I am curious: have you had a chance to really "kick the tires" in this implementation since this blog entry posting date (May 23rd)? Is it working well for you? Does it seem robust for heavy use?
Cheers,
I like to think I have used it sufficiently to state that it is stable, but horribly awkward to use.
Coming from svn, and having invested time in hg, I find git extremely awkward and complex to use. Git is surely a lot more powerful, but it operates with a different set of values. It is more of a patch merge system than a version control system – and that is only to be expected, considering Torvalds' use case. Git deals with hunks, hg deals with files.
Simple operations such as "hg rollback" in case of an incorrect commit message or incomplete commit are hard with git. I also find it easier to deal with local revision numbers as aliases.

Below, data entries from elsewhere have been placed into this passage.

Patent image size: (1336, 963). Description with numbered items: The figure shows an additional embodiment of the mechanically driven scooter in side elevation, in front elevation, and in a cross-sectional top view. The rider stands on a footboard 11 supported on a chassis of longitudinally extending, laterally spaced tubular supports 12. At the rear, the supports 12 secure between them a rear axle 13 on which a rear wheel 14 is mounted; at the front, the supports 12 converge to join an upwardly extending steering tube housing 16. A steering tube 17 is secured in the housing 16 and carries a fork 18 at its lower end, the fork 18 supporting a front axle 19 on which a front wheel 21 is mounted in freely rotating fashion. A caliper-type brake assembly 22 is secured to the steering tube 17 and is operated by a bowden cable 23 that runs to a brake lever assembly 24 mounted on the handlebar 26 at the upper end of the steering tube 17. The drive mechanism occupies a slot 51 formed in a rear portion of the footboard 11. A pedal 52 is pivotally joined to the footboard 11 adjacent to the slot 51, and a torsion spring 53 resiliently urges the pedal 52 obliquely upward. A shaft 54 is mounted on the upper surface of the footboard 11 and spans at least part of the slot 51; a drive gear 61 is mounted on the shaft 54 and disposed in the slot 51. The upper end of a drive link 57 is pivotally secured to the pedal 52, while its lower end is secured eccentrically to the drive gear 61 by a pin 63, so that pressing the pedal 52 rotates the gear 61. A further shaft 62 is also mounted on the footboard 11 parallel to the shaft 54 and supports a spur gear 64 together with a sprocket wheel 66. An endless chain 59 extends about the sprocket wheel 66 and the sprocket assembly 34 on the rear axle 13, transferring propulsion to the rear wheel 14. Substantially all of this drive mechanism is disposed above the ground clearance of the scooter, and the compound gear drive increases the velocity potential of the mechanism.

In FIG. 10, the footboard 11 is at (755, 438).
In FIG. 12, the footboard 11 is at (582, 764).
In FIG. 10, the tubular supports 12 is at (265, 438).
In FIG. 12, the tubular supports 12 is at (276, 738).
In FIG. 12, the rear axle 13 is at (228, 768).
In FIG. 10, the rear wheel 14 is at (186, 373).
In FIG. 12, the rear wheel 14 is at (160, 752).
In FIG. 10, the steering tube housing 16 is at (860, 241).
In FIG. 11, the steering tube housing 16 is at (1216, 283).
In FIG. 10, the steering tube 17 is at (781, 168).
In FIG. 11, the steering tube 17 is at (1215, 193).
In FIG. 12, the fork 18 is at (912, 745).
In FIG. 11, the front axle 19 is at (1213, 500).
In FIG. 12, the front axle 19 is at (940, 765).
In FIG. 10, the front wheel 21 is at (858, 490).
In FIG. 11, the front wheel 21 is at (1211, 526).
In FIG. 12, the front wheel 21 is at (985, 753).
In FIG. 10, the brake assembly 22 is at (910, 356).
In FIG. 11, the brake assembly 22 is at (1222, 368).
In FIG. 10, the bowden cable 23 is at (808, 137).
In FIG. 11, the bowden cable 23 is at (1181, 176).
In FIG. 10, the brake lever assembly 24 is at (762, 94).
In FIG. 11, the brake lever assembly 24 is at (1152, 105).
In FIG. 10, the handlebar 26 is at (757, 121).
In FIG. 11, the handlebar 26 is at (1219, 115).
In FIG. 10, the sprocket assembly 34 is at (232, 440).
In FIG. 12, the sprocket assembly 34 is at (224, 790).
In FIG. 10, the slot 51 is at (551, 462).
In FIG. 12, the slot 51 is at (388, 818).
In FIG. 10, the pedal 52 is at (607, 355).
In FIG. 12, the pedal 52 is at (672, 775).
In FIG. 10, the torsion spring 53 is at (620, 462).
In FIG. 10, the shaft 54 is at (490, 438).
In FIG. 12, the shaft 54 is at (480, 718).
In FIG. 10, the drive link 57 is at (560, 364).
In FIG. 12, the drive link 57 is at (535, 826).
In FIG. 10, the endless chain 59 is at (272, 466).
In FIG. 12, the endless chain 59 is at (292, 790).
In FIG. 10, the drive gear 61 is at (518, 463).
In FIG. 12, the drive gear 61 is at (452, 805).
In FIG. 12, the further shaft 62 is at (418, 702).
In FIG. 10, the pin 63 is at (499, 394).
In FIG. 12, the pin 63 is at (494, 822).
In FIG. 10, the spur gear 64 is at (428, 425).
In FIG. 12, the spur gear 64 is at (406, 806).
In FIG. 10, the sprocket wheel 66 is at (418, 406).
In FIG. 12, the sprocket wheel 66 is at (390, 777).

Regarding Xcode's VCS functionality… Uhm. The only notable things are:
– diff
– automatic rename when file is renamed in IDE
– automatic addition when file is added in IDE
It is buggy, and of limited use. It does not seem to have a nice merge functionality. I did not even find a revert functionality.
If I were you, I would stick to manual version control through command line with either Hg or Git, or using something like SourceTree (supports Hg and Git, currently free on Mac App Store). Unless git support in 4.2 was significantly improved, don't introduce it in the workflow.